Chapitre 8 (extraits, langue modernisée)

En premier lieu donc […] les sauvages de l’Amérique, habitant en la terre du Brésil, nommés Toüoupinambaoults, avec lesquels j’ai demeuré et que j’ai fréquenté familièrement environ un an, n’étant point plus grands, plus gros, ou plus petits de stature que nous sommes en Europe, n’ont le corps ni monstrueux ni prodigieux à notre égard : ils sont plutôt plus forts, plus robustes et replets, plus dispos, moins sujets à maladie : et même il n’y a presque point de boiteux, de borgnes, contrefaits, ni maléficiés entre eux. Au contraire, plusieurs parviennent jusques à l’âge de cent ou cent vingt ans (car ils savent bien retenir et conter leurs âges par lunes), il y en a peu qui en leur vieillesse aient les cheveux ni blancs ni gris. …Quant à leur couleur naturelle, attendu la région chaude où ils habitent, n’étant pas autrement noirs, ils sont seulement basanés, comme vous diriez les Espagnols ou Provençaux.

Au reste, chose non moins étrange que difficile à croire à ceux qui ne l’ont vue, tant les hommes, les femmes que les enfants, non seulement sans cacher aucune partie de leurs corps, mais aussi sans montrer aucun signe d’en avoir honte ni vergogne, demeurent et vont coutumièrement aussi nus qu’ils sortent du ventre de leurs mères. Et cependant tant s’en faut, comme certains pensent, et d’autres veulent le faire croire, qu’ils soient velus ni couverts de leurs poils. Au contraire, n’étant point naturellement plus poilus que nous sommes en ce pays par deçà, aussitôt que le poil qui croit sur eux, commence à poindre et à sortir de quelque partie que ce soit, même jusques à la barbe et aux paupières et les sourcils des yeux (ce qui leur rend la vue louche, bigleuse, égarée et farouche), ou il est arraché avec les ongles, ou depuis que les Chrétiens y fréquentent, avec des pincettes qu’ils leur donnent : ce qu’on a aussi écrit que font les habitants de l’Isle de Cumaná au Pérou. J’excepte seulement quant à nos Toüoupinambaoults, les cheveux, lesquels encore à tous les mâles, dès leurs jeunes âges, depuis le sommet et tout le devant de la tête sont tondus fort près, tout ainsi que la couronne d’un moine, et sur le derrière, à la façon de nos majeurs, et de ceux qui laissent pousser leur perruque on leur rogne sur le cou. …

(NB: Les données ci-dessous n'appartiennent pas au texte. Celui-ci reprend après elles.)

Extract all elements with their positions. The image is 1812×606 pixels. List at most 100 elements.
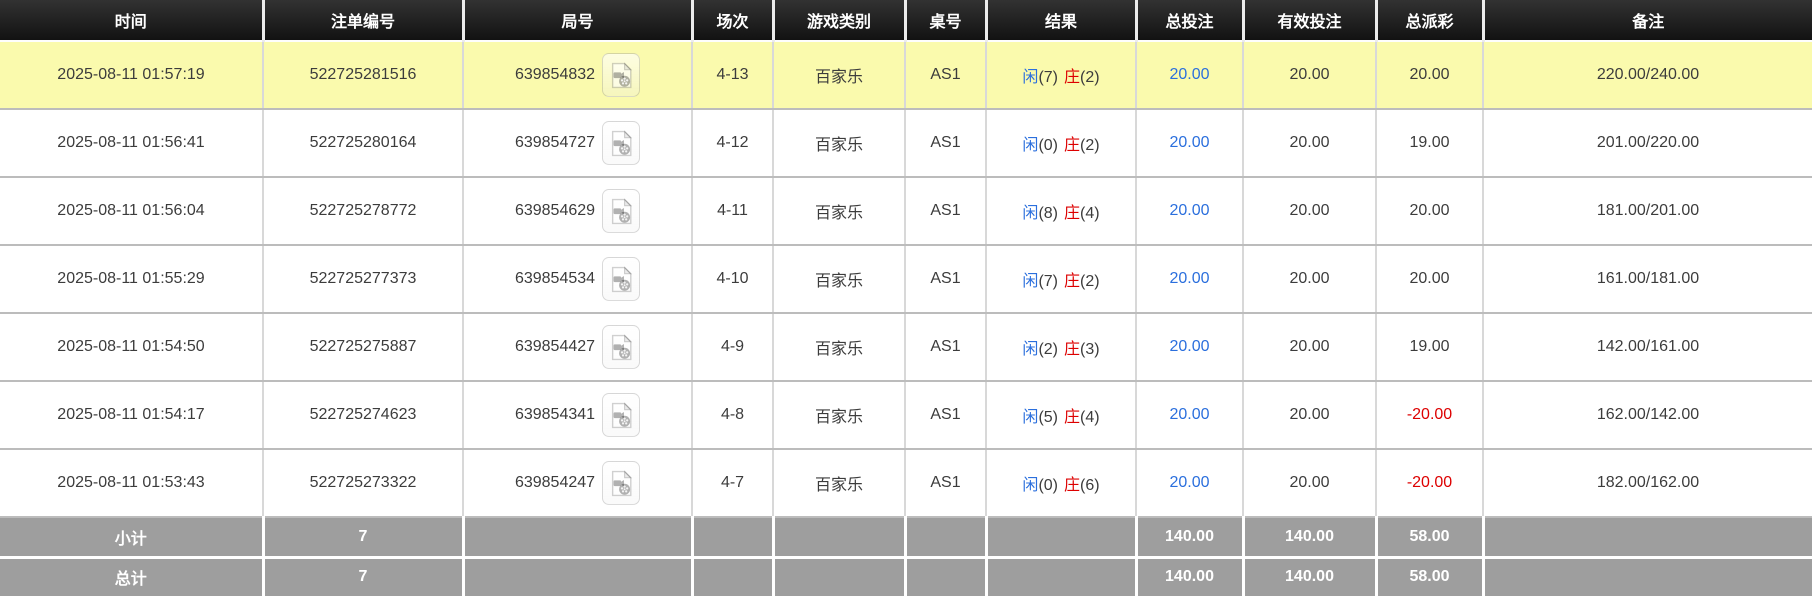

Au surplus, nos Brésiliens se bigarrent souvent le corps de diverses peintures et couleurs : mais surtout ils se noircissent ordinairement si bien les cuisses et les jambes, du jus d’un certain fruit qu’ils nomment Genipa, que vous jugeriez à les voir un peu de loin de cette façon, qu’ils ont chaussés des chausses de prêtre : et cette teinture noire faite de ce fruit Genipa s’imprime si fort sur leur chair, que, quoi qu’ils se mettent dans l’eau, ou qu’ils se lavent tant qu’ils voudront, ils ne peuvent l’effacer pendant dix ou douze jours.

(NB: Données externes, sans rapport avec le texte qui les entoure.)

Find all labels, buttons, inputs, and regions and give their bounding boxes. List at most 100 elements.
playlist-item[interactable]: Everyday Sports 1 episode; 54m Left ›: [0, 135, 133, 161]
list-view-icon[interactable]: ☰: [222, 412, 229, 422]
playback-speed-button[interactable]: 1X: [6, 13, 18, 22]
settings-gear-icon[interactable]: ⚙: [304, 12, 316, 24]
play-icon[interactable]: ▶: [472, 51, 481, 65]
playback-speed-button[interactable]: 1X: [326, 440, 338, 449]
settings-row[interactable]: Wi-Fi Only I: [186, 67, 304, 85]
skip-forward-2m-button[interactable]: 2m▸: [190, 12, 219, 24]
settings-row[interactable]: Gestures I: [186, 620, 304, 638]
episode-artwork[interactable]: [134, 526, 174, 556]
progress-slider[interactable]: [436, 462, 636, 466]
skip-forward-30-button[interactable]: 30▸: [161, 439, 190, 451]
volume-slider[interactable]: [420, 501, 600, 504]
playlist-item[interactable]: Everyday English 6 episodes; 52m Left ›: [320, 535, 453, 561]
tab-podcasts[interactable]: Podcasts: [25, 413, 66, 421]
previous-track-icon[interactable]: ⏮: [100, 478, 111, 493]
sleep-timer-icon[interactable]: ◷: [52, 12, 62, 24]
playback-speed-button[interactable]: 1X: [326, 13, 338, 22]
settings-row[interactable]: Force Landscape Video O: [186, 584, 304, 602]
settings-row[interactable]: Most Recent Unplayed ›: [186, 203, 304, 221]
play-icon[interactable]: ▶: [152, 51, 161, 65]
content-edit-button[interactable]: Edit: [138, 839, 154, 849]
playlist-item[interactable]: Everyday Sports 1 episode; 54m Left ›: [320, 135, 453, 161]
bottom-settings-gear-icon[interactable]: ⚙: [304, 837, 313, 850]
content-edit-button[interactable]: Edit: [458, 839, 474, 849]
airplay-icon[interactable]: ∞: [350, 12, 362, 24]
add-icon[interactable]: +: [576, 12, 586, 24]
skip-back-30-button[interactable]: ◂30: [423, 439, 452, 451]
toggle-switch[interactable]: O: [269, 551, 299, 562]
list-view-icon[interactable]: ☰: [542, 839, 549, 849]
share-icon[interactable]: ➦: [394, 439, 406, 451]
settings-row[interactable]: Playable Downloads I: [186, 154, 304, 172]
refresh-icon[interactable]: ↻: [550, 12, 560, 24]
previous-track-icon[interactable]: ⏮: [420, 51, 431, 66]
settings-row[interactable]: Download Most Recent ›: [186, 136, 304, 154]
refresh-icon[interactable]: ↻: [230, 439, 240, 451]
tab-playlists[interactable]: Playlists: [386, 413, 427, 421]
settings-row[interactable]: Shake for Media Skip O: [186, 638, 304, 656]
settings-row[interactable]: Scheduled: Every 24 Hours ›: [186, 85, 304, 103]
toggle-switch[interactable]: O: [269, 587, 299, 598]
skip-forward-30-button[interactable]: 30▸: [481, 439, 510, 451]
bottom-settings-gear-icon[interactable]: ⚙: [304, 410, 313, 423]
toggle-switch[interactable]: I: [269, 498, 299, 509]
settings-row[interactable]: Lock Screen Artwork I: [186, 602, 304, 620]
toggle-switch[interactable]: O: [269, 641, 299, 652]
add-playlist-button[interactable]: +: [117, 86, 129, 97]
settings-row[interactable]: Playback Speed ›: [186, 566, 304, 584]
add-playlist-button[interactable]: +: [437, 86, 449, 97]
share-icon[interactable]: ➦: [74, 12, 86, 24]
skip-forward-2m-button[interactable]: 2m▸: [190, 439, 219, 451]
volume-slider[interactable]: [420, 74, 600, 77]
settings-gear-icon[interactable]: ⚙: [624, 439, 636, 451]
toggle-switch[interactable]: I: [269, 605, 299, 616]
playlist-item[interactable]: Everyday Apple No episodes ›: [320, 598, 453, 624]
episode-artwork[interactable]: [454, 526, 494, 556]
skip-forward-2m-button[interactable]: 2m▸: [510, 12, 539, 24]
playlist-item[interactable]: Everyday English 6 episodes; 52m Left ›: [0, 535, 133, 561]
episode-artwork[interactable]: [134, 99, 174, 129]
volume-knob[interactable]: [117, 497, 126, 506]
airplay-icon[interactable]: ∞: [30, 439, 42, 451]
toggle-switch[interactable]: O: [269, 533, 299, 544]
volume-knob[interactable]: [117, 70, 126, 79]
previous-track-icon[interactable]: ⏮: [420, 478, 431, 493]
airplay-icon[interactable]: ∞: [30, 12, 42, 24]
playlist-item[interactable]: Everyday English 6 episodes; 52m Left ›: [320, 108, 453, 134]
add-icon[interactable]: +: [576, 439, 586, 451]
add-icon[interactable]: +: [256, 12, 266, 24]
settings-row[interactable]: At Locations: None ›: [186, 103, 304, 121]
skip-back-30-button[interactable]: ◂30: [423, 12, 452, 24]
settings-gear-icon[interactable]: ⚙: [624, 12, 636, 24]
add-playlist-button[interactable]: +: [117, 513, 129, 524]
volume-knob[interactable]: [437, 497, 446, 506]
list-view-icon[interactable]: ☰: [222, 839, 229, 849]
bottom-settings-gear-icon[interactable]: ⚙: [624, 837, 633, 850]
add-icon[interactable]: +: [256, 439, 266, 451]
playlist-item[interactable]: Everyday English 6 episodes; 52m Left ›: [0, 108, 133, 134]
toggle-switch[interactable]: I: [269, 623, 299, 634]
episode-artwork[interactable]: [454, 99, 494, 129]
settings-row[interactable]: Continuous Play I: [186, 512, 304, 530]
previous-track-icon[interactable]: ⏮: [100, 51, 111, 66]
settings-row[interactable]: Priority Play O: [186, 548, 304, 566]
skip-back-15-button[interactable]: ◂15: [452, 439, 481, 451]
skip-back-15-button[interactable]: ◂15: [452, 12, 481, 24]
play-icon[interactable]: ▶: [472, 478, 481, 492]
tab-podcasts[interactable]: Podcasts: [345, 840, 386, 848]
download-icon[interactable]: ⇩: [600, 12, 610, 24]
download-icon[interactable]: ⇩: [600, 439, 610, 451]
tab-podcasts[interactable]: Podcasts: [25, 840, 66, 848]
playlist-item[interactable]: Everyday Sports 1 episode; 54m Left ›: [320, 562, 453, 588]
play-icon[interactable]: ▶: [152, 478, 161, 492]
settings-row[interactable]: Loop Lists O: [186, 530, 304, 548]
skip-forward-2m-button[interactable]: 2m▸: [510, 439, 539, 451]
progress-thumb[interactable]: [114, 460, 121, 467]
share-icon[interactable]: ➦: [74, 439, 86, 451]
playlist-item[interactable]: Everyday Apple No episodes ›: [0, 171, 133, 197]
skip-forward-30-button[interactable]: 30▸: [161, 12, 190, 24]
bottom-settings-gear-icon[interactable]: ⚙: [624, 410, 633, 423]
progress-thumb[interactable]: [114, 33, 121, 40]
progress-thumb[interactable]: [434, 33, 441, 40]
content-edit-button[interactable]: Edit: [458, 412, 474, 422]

Ils ont aussi des croissants, plus longs qu’un demi- pied, faits d’os bien unis, aussi blancs qu’albâtre, lesquels ils nomment Yaci, du nom de la lune, qu’ils appellent ainsi : et ils les portent quand il leur plait pendus à leur cou, avec un petit cordon, fait de fil de coton, battant à plat sur la poitrine.

… au surplus, ayant en leur pays un oiseau qu’ils nomment Toucan, lequel (comme je le décrirai plus amplement en son lieu) a entièrement le plumage aussi noir qu’un corbeau, excepté sous le col, qu’il a environ quatre doigts de long et trois de large, tout couvert de petites et subtiles plumes jaunes, bordé de rouge par le bas, écorchant ses poitrails (lesquels ils appellent aussi Toucan du nom de l’oiseau qui les porte) dont ils ont grande quantité, après qu’ils sont secs, ils en attachent avec de la cire qu’ils nomment Yra-yetic, un de chaque côté de leurs visages au- dessus des oreilles .

… Pour la fin de leurs équipages, trouvant chez leurs voisins de grandes plumes d’Autruches (ce qui montre qu’il y a en quelques endroits de ces pays-là de ces gros et lourds oiseaux, où néanmoins, pour n’en rien dissimuler, je n’en ai point vu) de couleurs grises, en serrant tous les tuyaux d’un côté, et le reste qui s’éparpille en rond en façon d’un petit pavillon, ou d’une rose, ils en font un grand panache, qu’ils appellent Araroye …

En outre, comme il y a en ce pays-là une sorte d’arbres qui porte un fruit aussi gros qu’un œuf d’Autruche, et de même figure, les sauvages après l’avoir percé par le milieu (ainsi que vous voyez en France les enfants percer de grosses noix pour faire des moulinets) puis creusé et mis dans celui-ci de petites pierres rondes, ou bien des grains de leur gros mil, duquel il sera parlé ailleurs, passant ensuite un bâton d’environ un pied et demi de long à travers, ils en font un instrument qu’ils nomment maraca : … Voilà en somme quant au naturel, accoutrements et parements dont nos Toüoupinambaoults ont accoutumé de s’équiper en leur pays. Il est vrai qu’en plus de tout cela, nous autres ayant porté dans nos navires grand quantité de frises rouges, vertes, jaunes, et d’autres couleurs, nous leur en faisions faire des robes et des chausses bigarrées, lesquelles nous leur échangions contre des vivres, guenons, perroquets, bois de brésil, coton, poivre long, et autres choses de leur pays, de quoi les mariniers chargent ordinairement leurs vaisseaux. Mais les uns, sans rien avoir sur leurs corps, chaussant quelquefois de ces chausses larges à la Matelote : les autres au contraire sans chausses vêtant des saies, qui ne leur venaient que jusques aux fesses, après qu’ils s’étaient un peu regardés et promenés en tel équipage (qui n’était pas sans nous faire rire tout notre saoul), dépouillant ces habits, les laissaient en leurs maisons jusques à ce que l’envie leur vint de les reprendre : autant en faisaient-ils des chapeaux et chemises que nous leur baillions.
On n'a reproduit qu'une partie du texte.